Google, Yahoo and others are taking the traditional database system and breaking it into pieces. Google has their own set of propriety database system components. Yahoo is working with the Hadoop Open Source project to make their system available to everyone. I came to this conclusion while doing research for my talk on "Models and Patterns for Concurrency" for the SDForum SAM SIG.
In this post I will talk about what is happening, why it is happening and at the end try to draw some conclusions about future directions for database systems. Note, I am using Google as an example here because their system is described in a set of widely accessible academic papers. Yahoo and many other large scale web sites have adopted a similar approach through use of Hadoop and other Open Source projects.
A traditional database system is a server. It takes care of persistent data storage, metadata management for the stored data, transaction management and querying the data, which includes aggregation. Google has developed its own set of applications which support these same functions, except instead of wrapping them into a single entity as a database server, they have been developed as a set of application programs that build on one another.
The are several reasons for Google developing their own database system. Firstly, they are dealing with managing and processing huge amounts of data. Conventional database systems struggle when the data gets really large. In particular the transaction model that underlies database operation starts to break down. This topic is worth a separate post of its own.
Secondly they their computing system is a distributed system built from thousands of commodity computer systems. Conventional database systems are not designed or tuned to run on this type of hardware. One issue is that at this scale the hardware cannot be assumed to be reliable and the database system has to be designed to work around the unreliable hardware. A final issue is that the cost of software licenses for running a conventional database system on the Google hardware would be prohibitive.
The Google internal application look like this. A the bottom is Chubby, a lock service that also provides reliable storage for small amounts of data. The Google File System provides file data storage in a distributed system of thousands of computers with local disks. It uses Chubby to ensure that there is a single master in the face of system failures. Bigtable is a system for storing and accessing structured data.
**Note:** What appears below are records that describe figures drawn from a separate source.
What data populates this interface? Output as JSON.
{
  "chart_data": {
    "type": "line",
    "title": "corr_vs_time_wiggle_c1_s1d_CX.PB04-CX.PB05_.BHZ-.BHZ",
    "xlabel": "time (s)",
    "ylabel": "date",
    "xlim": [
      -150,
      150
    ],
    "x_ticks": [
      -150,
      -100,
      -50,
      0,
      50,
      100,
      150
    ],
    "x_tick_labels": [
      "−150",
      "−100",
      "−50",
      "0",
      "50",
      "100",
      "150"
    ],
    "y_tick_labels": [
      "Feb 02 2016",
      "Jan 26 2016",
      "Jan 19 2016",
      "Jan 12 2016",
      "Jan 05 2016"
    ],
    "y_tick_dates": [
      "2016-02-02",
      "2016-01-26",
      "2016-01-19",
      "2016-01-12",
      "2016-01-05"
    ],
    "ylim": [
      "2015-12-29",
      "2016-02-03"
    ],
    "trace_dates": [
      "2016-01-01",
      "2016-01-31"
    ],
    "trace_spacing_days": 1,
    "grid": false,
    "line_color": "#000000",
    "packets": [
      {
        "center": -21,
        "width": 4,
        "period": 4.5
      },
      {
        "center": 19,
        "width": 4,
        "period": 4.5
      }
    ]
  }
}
While it is not exactly relational, it is comparable to storing data in a single large relational database table. Bigtable stores its data in the Google File System and uses Chubby for several purposes including metadata storage and to ensure atomicity of certain operations.
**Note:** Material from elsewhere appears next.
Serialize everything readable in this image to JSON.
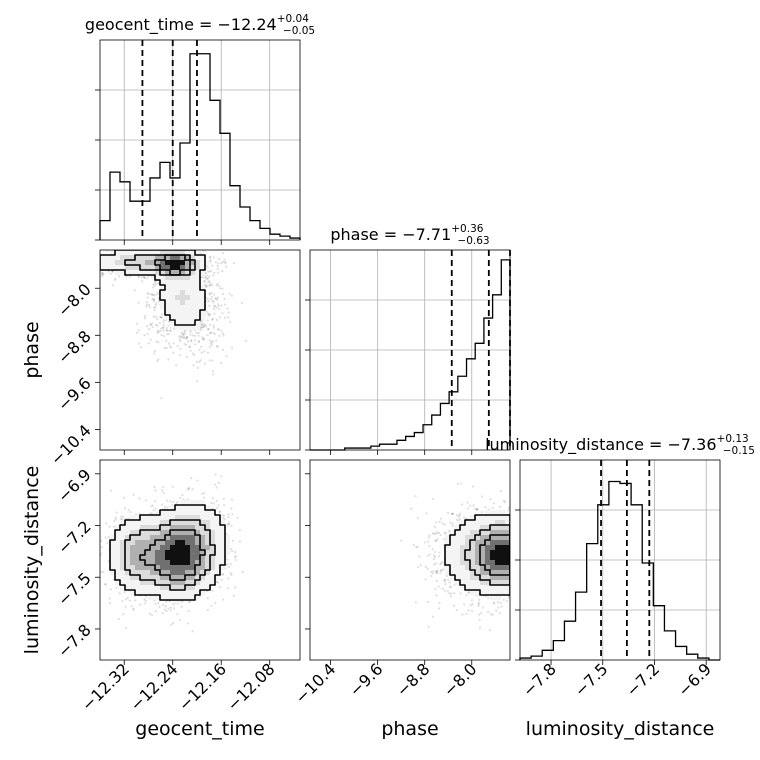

Finally Map Reduce is a generalized aggregation engine (and here I mean aggregation in the technical database sense). It uses the Google File System. Map Reduce is surprisingly closely related to database aggregation as found in the SQL language although it is not usually described in that way. I will discuss this in another post. In the mean time, it is interesting to note that Map Reduce has been subject to a rather intemperate attack by database luminaries David DeWitt and Michael Stonebreaker.
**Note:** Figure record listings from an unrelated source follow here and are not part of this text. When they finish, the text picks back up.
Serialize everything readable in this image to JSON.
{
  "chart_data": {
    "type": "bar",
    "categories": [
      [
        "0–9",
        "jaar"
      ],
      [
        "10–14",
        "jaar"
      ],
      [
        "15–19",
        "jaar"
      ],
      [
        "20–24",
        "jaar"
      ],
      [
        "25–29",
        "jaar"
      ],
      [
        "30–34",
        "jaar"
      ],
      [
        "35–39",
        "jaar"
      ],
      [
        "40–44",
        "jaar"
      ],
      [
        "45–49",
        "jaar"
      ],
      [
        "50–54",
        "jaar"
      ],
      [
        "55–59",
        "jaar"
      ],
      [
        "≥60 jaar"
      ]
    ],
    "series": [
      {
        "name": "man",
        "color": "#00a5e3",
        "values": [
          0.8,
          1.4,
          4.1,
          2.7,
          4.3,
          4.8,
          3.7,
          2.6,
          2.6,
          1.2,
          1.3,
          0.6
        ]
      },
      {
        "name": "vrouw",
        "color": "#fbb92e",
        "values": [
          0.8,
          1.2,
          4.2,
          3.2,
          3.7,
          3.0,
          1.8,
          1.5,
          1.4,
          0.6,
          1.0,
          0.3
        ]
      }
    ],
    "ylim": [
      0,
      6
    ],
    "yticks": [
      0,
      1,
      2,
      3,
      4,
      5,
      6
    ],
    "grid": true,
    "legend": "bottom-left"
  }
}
In total, these four applications: Chubby, Google File System, Bigtable and Map Reduce provide the capabilities of a database system. In practice there are some differences. The user writes program in a language like C++ that integrated the capabilities of these components as they need them. They do not need to use all the components. For example, Google can calculate the page rank for each page on the web as a series of 6 Map Reduce steps none of which necessarily uses Bigtable.
The concept of a Database System was invented in the late 60's by the CODASYL committee, shortly after their achievement of inventing the COBOL programming language. The Relational model and Transactions came later, however the concept of a server system that owns and manages data and much of the terminology originated with CODASYL. Since then, the world has changed.
Nowadays databases are often hidden behind frameworks such as Hibernate or Ruby on Rails that try to paper over the impedance mismatch between the database model on one side and an object oriented world looking for persistence on the other. These are mostly low end systems. At the other end of scale are the huge data management problems of Google, Yahoo and other web sites. New companies with new visions of database systems to meet these challenges are emerging. It is an exciting time.